Он находится по одну сторону стенки исповедальни, а по другую – я, невидимая и безликая.
– Я позволил ей уйти.
– Это было в субботу вечером?
– Да. И больше я ее не видел.
Был свидетель, который видел ее – или «женщину, подходящую под описание» – возле железнодорожной станции Уитни около четверти восьмого. Я знаю это из газет. После этого ее не видел никто. Ни на платформе, ни в электричке. На станции Уитни нет видеонаблюдения, а в Корли камеры ее не зафиксировали, хотя в газетах отмечалось, что это ни о чем не говорит, потому что на этой станции много «слепых зон».
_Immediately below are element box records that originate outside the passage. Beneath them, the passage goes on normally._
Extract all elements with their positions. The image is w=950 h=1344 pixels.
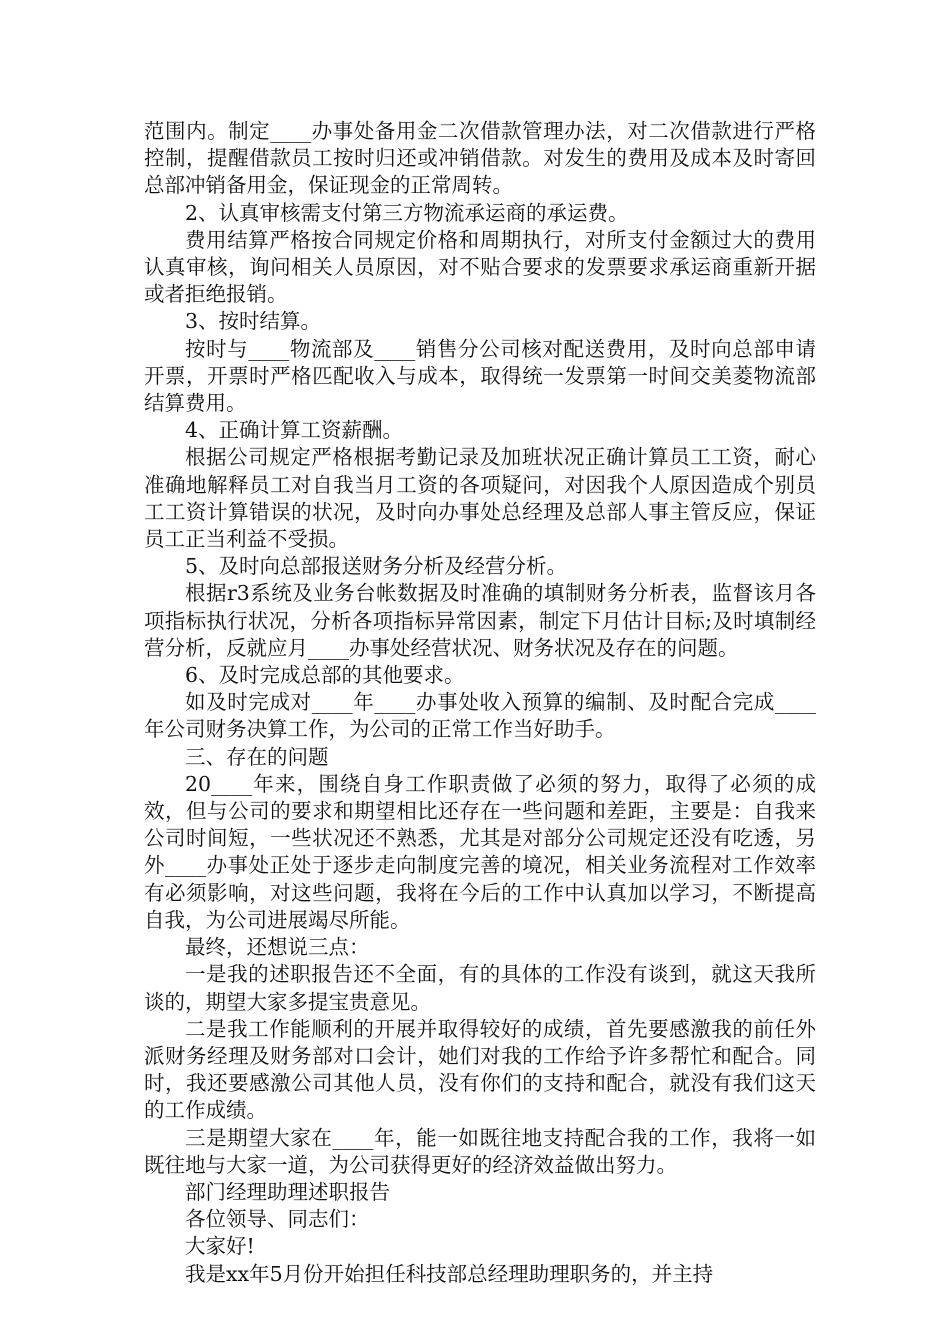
paragraph: 范围内。制定____办事处备用金二次借款管理办法，对二次借款进行严格控制，提醒借款员工按时归还或冲销借款。对发生的费用及成本及时寄回总部冲销备用金，保证现金的正常周转。 [144,119,816,198]
paragraph: 根据r3系统及业务台帐数据及时准确的填制财务分析表，监督该月各项指标执行状况，分析各项指标异常因素，制定下月估计目标;及时填制经营分析，反就应月____办事处经营状况、财务状况及存在的问题。 [144,581,816,660]
section-heading: 4、正确计算工资薪酬。 [185,418,404,443]
paragraph: 如及时完成对____年____办事处收入预算的编制、及时配合完成____年公司财务决算工作，为公司的正常工作当好助手。 [144,690,816,742]
paragraph: 按时与____物流部及____销售分公司核对配送费用，及时向总部申请开票，开票时严格匹配收入与成本，取得统一发票第一时间交美菱物流部结算费用。 [144,336,816,416]
paragraph: 20____年来，围绕自身工作职责做了必须的努力，取得了必须的成效，但与公司的要求和期望相比还存在一些问题和差距，主要是：自我来公司时间短，一些状况还不熟悉，尤其是对部分公司规定还没有吃透，另外____办事处正处于逐步走向制度完善的境况，相关业务流程对工作效率有必须影响，对这些问题，我将在今后的工作中认真加以学习，不断提高自我，为公司进展竭尽所能。 [144,771,816,932]
document-body [144,118,816,1288]
section-heading: 三、存在的问题 [185,744,329,769]
paragraph: 最终，还想说三点： [185,935,370,960]
paragraph: 一是我的述职报告还不全面，有的具体的工作没有谈到，就这天我所谈的，期望大家多提宝贵意见。 [144,962,816,1014]
section-heading: 5、及时向总部报送财务分析及经营分析。 [185,554,568,579]
greeting: 大家好! [185,1234,255,1259]
section-heading: 3、按时结算。 [185,309,322,334]
section-heading: 2、认真审核需支付第三方物流承运商的承运费。 [185,200,629,225]
report-title: 部门经理助理述职报告 [185,1179,390,1204]
paragraph: 费用结算严格按合同规定价格和周期执行，对所支付金额过大的费用认真审核，询问相关人员原因，对不贴合要求的发票要求承运商重新开据或者拒绝报销。 [144,227,816,307]
paragraph: 二是我工作能顺利的开展并取得较好的成绩，首先要感激我的前任外派财务经理及财务部对口会计，她们对我的工作给予许多帮忙和配合。同时，我还要感激公司其他人员，没有你们的支持和配合，就没有我们这天的工作成绩。 [144,1016,816,1123]
paragraph: 我是xx年5月份开始担任科技部总经理助理职务的，并主持 [185,1261,714,1286]
paragraph: 根据公司规定严格根据考勤记录及加班状况正确计算员工工资，耐心准确地解释员工对自我当月工资的各项疑问，对因我个人原因造成个别员工工资计算错误的状况，及时向办事处总经理及总部人事主管反应，保证员工正当利益不受损。 [144,445,816,552]
section-heading: 6、及时完成总部的其他要求。 [185,663,465,688]
salutation: 各位领导、同志们： [185,1207,370,1232]
paragraph: 三是期望大家在____年，能一如既往地支持配合我的工作，我将一如既往地与大家一道，为公司获得更好的经济效益做出努力。 [144,1125,816,1177]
– И когда вы попытались с ней связаться? – спрашиваю я.
Снова долгое молчание.
– Я… я пошел в паб. В «Роуз» – знаете, тот, что углом на Кингли-роуд. Мне надо было остыть и прийти в себя. Я выпил пару кружек пива и вернулся домой. Около десяти. Я надеялся, что у нее было время успокоиться и она дома. Но она ушла.
– Значит, вы пытались связаться с ней по телефону около десяти?
– Нет, – теперь он практически шепчет. – Не пытался. Дома я выпил еще пару бутылок пива, посмотрел телевизор. А потом лег спать.